Music can bring us such great joy when we choose it wisely. Whether we’re listening to the classics or movie soundtracks, ragtime or later jazz, gospel, or country and western, it can lift us out of what might otherwise be a sad or dreary day. Music does make boring, tedious chores tolerable. It lowers stress levels to where we feel our long list of to-do’s in a volatile environment seems less intimidating. And certainly, sacred music brings us closer to God.
What would our lives be without music? How do folks in our dangerous world survive an existence where music has actually been taken from their lives? Even the most impoverished or primitive societies look for a way to create a drum or a simple pipe, something, anything, for their souls that are crying out for connection. What would we ourselves do?
Multiple definitions exist for the word music but perhaps the most succinct is in the Oxford dictionary: Vocal or instrumental sounds (or both) combined in such a way as to produce beauty of form, harmony, and expression of emotion. If all those components aren’t present, it isn’t music! Even so, my personal definition of music may well not match yours. Music to your ears might be screeching or monotone sounds to mine, or animalistic in nature. Music to my ears might represent soaring boredom in your life.
Apart from the almost unbearable silence that quickly fills with just noise from other sources in our own society, there would be little joy in our world without music. And not nearly enough of anything else is available to soothe our spirits in hard times or to begin calming the minds of those suffering from mental illness.
As with King Saul who summoned the shepherd boy David to play his harp for him during his sweeping periods of melancholy, so can music lift our own spirits. Of course, Saul gradually became insanely jealous of David and worsened his own depression. That can happen to anyone even today. We can be our own worst enemies in that regard if we give in to unrighteous thoughts and behavior. Depression is not a choice but we can do much to worsen or lighten it.
From ancient times to present day, music has taken so many forms. The nomadic existence of the Israelites after Moses led them out of Pharaoh’s slavery certainly had music: the tambourine, the trumpet, the oboe, the lyre, cymbals, flute, and more. Lutes, spinets and viols were very popular in Shakespearian times, along with fifes, drums and many songs.
Gregorian chants and other sacred music emerged from the (western) Roman Catholic Church, with Protestant churches later writing their own hymns. Slaves developed their own deeply emotional spirituals that expressed a Faith greater than that of most free people.

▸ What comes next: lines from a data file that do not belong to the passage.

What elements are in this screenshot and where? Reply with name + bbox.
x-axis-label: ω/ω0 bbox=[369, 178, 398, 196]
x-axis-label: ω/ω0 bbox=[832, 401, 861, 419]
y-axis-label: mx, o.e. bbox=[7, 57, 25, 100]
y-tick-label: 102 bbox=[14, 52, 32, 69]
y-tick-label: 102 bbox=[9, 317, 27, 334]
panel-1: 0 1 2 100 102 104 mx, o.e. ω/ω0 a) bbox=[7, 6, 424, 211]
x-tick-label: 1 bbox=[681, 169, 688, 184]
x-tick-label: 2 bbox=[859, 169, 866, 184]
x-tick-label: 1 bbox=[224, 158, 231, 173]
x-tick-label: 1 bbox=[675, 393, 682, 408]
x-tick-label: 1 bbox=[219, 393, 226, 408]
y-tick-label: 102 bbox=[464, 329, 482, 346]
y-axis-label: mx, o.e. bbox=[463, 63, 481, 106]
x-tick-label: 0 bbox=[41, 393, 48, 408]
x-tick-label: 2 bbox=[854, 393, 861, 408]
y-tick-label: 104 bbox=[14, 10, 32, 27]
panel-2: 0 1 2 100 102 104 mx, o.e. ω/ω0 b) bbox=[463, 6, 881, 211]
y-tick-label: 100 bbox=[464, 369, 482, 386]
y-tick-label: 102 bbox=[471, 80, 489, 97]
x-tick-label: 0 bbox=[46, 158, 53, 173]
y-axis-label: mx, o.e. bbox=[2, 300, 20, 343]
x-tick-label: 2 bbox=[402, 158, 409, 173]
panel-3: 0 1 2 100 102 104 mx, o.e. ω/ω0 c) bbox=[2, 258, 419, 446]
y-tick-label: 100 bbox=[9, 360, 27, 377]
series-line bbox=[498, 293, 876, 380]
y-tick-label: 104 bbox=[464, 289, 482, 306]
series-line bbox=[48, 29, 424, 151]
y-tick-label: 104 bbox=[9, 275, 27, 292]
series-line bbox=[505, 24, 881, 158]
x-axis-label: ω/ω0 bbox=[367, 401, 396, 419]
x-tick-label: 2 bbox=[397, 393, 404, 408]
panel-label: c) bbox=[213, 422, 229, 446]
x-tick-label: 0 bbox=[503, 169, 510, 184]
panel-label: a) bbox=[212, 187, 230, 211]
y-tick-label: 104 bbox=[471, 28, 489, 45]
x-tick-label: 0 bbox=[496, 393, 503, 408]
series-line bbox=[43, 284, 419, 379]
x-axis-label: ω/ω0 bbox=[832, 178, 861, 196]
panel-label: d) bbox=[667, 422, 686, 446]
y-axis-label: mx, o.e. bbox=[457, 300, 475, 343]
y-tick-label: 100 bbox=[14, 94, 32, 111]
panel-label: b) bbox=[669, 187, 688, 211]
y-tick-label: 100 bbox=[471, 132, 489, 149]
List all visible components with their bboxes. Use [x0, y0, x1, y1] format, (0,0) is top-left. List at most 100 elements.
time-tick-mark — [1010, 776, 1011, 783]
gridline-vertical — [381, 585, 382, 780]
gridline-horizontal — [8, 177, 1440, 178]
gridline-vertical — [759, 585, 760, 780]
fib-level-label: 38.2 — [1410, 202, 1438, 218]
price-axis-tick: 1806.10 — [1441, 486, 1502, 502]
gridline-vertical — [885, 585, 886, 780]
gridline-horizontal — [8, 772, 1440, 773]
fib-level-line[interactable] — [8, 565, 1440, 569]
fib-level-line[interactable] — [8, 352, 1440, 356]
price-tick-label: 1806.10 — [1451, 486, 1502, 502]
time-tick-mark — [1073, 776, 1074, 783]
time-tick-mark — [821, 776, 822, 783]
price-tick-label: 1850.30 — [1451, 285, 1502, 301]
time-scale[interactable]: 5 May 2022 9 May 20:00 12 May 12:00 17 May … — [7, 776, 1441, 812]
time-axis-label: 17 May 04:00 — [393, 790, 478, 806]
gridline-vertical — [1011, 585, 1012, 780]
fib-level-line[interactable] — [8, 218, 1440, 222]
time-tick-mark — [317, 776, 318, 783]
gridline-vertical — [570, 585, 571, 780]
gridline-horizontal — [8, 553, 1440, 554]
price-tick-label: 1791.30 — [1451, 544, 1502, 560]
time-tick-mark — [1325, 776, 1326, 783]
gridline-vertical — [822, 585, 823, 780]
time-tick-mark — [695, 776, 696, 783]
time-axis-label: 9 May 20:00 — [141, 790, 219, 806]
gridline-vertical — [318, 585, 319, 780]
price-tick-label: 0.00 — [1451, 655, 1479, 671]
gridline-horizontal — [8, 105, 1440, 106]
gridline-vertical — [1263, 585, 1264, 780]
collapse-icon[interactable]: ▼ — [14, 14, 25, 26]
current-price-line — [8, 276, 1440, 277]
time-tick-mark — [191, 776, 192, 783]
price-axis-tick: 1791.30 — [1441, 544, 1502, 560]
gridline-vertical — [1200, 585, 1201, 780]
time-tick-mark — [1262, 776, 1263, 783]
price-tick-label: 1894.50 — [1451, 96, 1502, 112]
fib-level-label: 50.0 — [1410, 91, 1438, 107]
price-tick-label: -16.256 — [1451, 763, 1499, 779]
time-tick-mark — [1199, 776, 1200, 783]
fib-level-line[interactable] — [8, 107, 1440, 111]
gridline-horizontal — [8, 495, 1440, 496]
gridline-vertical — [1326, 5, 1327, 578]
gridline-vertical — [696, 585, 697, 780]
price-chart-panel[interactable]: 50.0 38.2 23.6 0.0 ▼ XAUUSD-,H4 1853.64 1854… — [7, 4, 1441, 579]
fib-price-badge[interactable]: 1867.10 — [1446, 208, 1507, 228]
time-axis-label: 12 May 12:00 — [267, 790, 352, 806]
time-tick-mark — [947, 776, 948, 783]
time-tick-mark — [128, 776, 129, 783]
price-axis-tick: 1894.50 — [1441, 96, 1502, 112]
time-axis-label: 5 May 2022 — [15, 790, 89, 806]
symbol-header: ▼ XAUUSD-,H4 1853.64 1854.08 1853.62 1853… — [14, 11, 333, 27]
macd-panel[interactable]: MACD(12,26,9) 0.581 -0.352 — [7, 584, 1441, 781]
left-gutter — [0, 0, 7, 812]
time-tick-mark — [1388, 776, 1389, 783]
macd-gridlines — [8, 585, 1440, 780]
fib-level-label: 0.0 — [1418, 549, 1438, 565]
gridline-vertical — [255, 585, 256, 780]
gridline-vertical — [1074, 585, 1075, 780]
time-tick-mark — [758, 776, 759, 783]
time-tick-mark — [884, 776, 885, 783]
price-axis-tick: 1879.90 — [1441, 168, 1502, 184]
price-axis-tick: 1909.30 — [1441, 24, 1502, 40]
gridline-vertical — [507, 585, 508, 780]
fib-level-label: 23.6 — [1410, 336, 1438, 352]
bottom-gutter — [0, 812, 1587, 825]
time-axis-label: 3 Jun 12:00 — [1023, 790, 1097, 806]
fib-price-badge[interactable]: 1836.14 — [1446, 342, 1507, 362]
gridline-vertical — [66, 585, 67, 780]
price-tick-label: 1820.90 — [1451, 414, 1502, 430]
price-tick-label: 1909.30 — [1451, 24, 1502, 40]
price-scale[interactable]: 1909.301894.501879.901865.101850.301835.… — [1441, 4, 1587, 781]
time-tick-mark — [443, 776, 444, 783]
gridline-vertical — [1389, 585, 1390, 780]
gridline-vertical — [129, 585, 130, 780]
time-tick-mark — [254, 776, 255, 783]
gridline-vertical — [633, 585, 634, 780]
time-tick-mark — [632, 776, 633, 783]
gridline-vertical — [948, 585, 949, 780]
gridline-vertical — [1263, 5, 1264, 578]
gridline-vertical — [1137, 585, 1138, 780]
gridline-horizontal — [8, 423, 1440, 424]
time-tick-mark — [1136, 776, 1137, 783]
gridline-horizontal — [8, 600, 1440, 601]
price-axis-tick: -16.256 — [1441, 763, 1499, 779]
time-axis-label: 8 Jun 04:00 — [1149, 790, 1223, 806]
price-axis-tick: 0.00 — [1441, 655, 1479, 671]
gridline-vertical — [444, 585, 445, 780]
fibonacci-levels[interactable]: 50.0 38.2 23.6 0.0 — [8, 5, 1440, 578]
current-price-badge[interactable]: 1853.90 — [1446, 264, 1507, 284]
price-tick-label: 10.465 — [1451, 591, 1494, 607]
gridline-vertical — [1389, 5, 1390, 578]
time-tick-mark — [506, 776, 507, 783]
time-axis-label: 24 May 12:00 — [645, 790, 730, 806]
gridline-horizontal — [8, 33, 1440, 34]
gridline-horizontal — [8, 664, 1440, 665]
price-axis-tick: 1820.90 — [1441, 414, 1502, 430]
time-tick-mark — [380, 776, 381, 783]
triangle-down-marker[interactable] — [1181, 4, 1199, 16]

Folk music is a tradition in most societies and in the United States we are blessed with a rich, deeply meaningful history of it from our immigrant peoples. In the 1940s and 50s we started hearing rock & roll, and in the mid-60s came the beginning of New Age spiritual music, richly beautiful and meditative. Today we and our kids can listen to all of the music genres above, and more, on iPods and various MP3 players, as well as on CDs and DVDs. The cassette player still exists as well for those who haven’t played those skinny little tapes to death already, or thrown the tangled messes into the trash.
Many parents are fighting school boards to put music and the other arts back into the curriculum. Our lives would be nothing without music.